Create a non-blocking ArrayList-like class with:

• add(T value) — append value
• get(int index) — read value
• remove(int index) — remove value at index
• size() — current element count

⚠️ Constraints & Assumptions

• We’ll use a fixed-capacity array for simplicity (no resizing).
• We’ll use AtomicReferenceArray<T> to store values.
• We’ll use AtomicInteger to track the current size.

This isn’t a full-blown dynamic ArrayList, but it demonstrates the principle of non-blocking coordination without synchronized.

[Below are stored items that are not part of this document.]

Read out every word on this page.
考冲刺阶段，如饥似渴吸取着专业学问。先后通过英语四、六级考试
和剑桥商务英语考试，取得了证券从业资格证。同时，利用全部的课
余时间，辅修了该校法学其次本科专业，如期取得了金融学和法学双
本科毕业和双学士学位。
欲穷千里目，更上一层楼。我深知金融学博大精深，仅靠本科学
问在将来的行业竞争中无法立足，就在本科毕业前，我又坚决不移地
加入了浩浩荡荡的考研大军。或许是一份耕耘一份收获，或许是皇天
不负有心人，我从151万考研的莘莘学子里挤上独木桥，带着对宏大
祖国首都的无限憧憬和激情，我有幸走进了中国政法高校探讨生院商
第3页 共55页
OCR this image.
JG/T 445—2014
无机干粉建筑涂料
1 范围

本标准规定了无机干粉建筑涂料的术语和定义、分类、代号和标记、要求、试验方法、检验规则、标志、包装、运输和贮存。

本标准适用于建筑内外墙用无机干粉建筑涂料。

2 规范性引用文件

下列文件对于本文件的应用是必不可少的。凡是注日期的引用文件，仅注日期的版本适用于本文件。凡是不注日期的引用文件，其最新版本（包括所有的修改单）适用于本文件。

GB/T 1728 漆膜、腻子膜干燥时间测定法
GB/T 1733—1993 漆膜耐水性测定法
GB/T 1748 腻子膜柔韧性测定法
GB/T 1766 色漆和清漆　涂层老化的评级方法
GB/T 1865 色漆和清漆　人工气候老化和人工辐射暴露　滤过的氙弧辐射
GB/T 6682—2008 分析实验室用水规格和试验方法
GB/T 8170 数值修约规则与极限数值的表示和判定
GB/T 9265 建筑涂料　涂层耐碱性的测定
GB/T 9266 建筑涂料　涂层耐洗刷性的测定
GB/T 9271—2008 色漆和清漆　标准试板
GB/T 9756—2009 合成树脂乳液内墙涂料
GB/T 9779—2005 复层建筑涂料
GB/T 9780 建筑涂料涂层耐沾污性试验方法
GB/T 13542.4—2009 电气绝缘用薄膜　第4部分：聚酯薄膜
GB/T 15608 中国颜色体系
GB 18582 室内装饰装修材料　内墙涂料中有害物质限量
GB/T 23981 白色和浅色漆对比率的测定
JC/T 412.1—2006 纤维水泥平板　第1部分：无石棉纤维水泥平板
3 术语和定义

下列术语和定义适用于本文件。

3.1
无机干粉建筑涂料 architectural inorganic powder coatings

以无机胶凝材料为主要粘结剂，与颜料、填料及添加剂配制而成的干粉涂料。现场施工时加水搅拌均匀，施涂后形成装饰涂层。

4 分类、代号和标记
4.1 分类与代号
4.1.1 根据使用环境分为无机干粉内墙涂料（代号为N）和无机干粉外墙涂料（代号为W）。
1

🧱 Minimal Non-blocking ArrayList Implementation

import java.util.concurrent.atomic.*;

public class LockFreeArrayList<T> {
    private final AtomicReferenceArray<T> array;
    private final AtomicInteger size = new AtomicInteger(0);

    public LockFreeArrayList(int capacity) {
        array = new AtomicReferenceArray<>(capacity);
    }

    public boolean add(T value) {
        int index;
        do {
            index = size.get();
            if (index >= array.length()) return false; // Full
        } while (!size.compareAndSet(index, index + 1));

        array.set(index, value);
        return true;
    }

    public T get(int index) {
        if (index >= size.get()) throw new IndexOutOfBoundsException();
        return array.get(index);
    }

    public T remove(int index) {
        if (index >= size.get()) throw new IndexOutOfBoundsException();

        T oldValue;
        do {
            oldValue = array.get(index);
            if (oldValue == null) return null; // Already removed
        } while (!array.compareAndSet(index, oldValue, null));

        return oldValue;
    }

    public int size() {
        return size.get();
    }
}

✅ How It Works

• add() uses AtomicInteger to get the next available index without locking
• get() is safe due to AtomicReferenceArray
• remove() uses CAS to null out an index atomically
• size() is just a fast get()

🧪 Example Usage

public class Main {
    public static void main(String[] args) {
        LockFreeArrayList<String> list = new LockFreeArrayList<>(10);

        list.add("A");
        list.add("B");

        System.out.println(list.get(1));       // B
        System.out.println(list.remove(0));    // A
        System.out.println(list.get(0));       // null (removed)
        System.out.println(list.size());       // 2 (slots used)
    }
}

🧠 Notes

• This is non-blocking, but not wait-free.
• It does not shift elements after removal (unlike ArrayList) — it’s more like a sparse array.
• No resizing logic included — that’s very complex to do lock-free.